At that time, many artist-craftsmen were working in slumping, fusing, lamp working and laminating, but no fine artists were blowing glass. In 1962, Labino, along with Harvey Littleton, was part of the ground breaking workshop at the Toledo Museum of Art in Ohio, where they planned to create blown glass as art. Among the many challenges they faced in negotiating this new media in art was finding the correct melt temperature for the glass. Labino suggested that they melt the glass directly in the furnace and to use #475 low-melting, high strength formula borosilicate glass marbles—the same glass that he invented for the use in fiberglass—thus revolutionizing the glass blowing process. In 1963, at his home in Grand Rapids, Ohio, Labino set up his own glass blowing studio where he also designed tools and invented new techniques for creating art glass.

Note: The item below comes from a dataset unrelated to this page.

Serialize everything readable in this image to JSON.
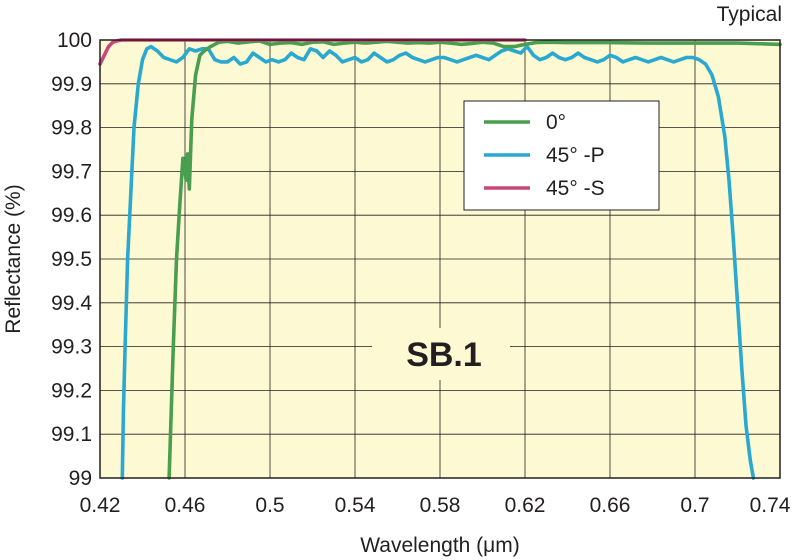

As an inventor, Labino held 60 US patents and hundreds in other countries for his inventions in glass working. His fine art work is in more than 100 museums internationally including the Toledo Museum of Art (Ohio), the Cleveland Museum of Art (Ohio), the Art Institute of Chicago (Illinois), Smithsonian Institute (Washington, DC) and the Kuntsmuseum (Düsseldorf, Germany).
Dominick Labino died in 1987 at his home in Grand Rapids, Ohio.